To investigate the application of PBK modeling to support next generation risk assessment (NGRA) for phthalate esters, focusing on their metabolites.
Approach:
Model Development: Developed PBK models for DBP and DEHP along with their metabolites MBP and MEHP using in silico and in vitro parameters, integrating absorption, distribution, metabolism, and excretion processes.

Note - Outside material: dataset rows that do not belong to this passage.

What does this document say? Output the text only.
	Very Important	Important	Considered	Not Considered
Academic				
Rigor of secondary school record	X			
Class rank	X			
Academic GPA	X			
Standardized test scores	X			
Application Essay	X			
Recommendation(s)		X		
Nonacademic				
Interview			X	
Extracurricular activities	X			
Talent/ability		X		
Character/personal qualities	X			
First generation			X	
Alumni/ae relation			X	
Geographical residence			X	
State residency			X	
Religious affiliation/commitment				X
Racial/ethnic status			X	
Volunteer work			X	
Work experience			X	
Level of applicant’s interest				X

Exposure Simulation: Simulated plasma Cmax of DBP, DEHP, and their metabolites under various estimated daily intake levels, providing a basis for risk assessment.
Risk Assessment: Compared simulated plasma concentrations with points of departure (PoDs) derived from ToxCast data to facilitate a comprehensive risk assessment.
Key Findings:
Phthalate esters DBP and DEHP are rapidly metabolized to bioactive monoesters MBP and MEHP, which can reach internal concentrations associated with biological effects.
PBK modeling can effectively simulate plasma concentrations of both parent compounds and their metabolites, supporting risk assessment frameworks.
Interpretation:
The study provides a proof-of-principle for extending NGRA frameworks to include chemicals with bioactive metabolites.
Limitations:
Models were developed without fitting to human in vivo data, which may limit their applicability.
Focus primarily on specific phthalate esters may limit generalizability to other compounds.
Conclusion:
The integration of PBK modeling into NGRA frameworks can enhance risk assessments for phthalate esters by considering their metabolites.